Getting probability of the text given word embedding model in gensim word2vec model

931 views Asked by At

I am trying to get most probable sequence of word using gensim word2vec model. I have found a pretrained model which provides these files:

word2vec.bin
word2vec.bin.syn0.npy
word2vec.bin.syn1neg.npy

This is my code trying to get the probability of the sentence with this model:

model = model.wv.load(word_embedding_model_path)
model.hs = 1
model.negative = 0
print model.score(sentence.split(" "))

While running this code I am getting this error:

AttributeError: 'Word2Vec' object has no attribute 'syn1'

Can anyone help me figure out how to solve the problem. In general, I want to use some pretrained model to get the probability of sequence of word appearing together.

1

There are 1 answers

0
gojomo On

You can't toggle a model from using negative-sampling (eg negative=5, hs=0) to using hierarchical-softmax (eg hs=1, negative=0) after initial setup and training. The two models use different internal properties, that are only created by setup & training. (For example, the property syn1 only exists in a model that was created & trained in hierarchical-softmax mode.)
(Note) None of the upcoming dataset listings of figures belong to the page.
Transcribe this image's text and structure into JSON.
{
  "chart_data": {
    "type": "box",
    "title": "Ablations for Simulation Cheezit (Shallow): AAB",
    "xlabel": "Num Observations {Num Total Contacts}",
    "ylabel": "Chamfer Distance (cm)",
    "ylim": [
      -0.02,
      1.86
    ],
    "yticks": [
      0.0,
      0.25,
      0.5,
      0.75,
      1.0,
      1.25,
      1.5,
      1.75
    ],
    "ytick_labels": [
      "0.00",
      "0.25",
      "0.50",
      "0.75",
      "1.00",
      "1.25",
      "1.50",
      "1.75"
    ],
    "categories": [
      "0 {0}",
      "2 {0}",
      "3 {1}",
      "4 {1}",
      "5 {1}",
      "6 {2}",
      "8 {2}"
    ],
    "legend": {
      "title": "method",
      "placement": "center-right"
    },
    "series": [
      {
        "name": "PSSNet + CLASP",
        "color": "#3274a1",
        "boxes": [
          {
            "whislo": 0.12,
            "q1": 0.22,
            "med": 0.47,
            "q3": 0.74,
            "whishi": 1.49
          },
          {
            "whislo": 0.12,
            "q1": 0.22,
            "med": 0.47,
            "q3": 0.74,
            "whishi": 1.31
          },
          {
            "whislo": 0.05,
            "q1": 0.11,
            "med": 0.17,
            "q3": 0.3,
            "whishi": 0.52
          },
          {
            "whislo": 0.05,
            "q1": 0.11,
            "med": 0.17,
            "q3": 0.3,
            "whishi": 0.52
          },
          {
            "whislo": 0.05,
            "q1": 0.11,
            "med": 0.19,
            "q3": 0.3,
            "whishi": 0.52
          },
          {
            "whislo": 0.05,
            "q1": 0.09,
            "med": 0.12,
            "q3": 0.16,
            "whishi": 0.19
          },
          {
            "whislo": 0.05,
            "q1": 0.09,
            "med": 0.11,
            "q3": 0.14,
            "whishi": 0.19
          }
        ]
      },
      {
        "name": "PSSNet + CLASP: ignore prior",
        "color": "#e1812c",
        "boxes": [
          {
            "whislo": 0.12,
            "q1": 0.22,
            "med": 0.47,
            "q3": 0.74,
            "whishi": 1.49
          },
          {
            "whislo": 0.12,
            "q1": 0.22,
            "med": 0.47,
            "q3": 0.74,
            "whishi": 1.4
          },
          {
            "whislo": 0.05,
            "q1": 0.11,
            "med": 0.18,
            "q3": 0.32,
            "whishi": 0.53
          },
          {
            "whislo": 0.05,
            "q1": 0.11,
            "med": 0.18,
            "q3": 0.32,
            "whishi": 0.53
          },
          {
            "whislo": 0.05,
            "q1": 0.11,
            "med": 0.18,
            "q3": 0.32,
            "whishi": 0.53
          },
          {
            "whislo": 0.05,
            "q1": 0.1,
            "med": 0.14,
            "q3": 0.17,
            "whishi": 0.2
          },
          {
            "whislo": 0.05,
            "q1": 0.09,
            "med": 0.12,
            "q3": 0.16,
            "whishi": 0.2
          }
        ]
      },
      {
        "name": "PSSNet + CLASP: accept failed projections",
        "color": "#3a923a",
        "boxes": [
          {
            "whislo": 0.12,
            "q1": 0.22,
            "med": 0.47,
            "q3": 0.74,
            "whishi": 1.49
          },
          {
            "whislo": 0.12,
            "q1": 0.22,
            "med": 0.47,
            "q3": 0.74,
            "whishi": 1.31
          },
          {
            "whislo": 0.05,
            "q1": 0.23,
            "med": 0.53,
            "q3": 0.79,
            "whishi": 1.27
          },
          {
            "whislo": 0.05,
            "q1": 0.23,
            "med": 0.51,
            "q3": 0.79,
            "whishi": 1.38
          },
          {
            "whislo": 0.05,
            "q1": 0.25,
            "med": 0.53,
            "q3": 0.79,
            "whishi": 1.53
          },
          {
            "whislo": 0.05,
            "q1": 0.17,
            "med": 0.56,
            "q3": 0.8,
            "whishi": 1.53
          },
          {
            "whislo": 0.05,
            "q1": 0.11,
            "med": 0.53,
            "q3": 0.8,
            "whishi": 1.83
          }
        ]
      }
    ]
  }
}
Since the score() method is currently only functional for HS models, you'd need to only use it with models that were trained in that mode.

(Note also that a value from score() of a single text, against a single model, isn't interpretable as an absolute probability. It's only in comparison against the scores of other texts against the same model, or the same text against alternate models, that the relative value of the score becomes meaningful.)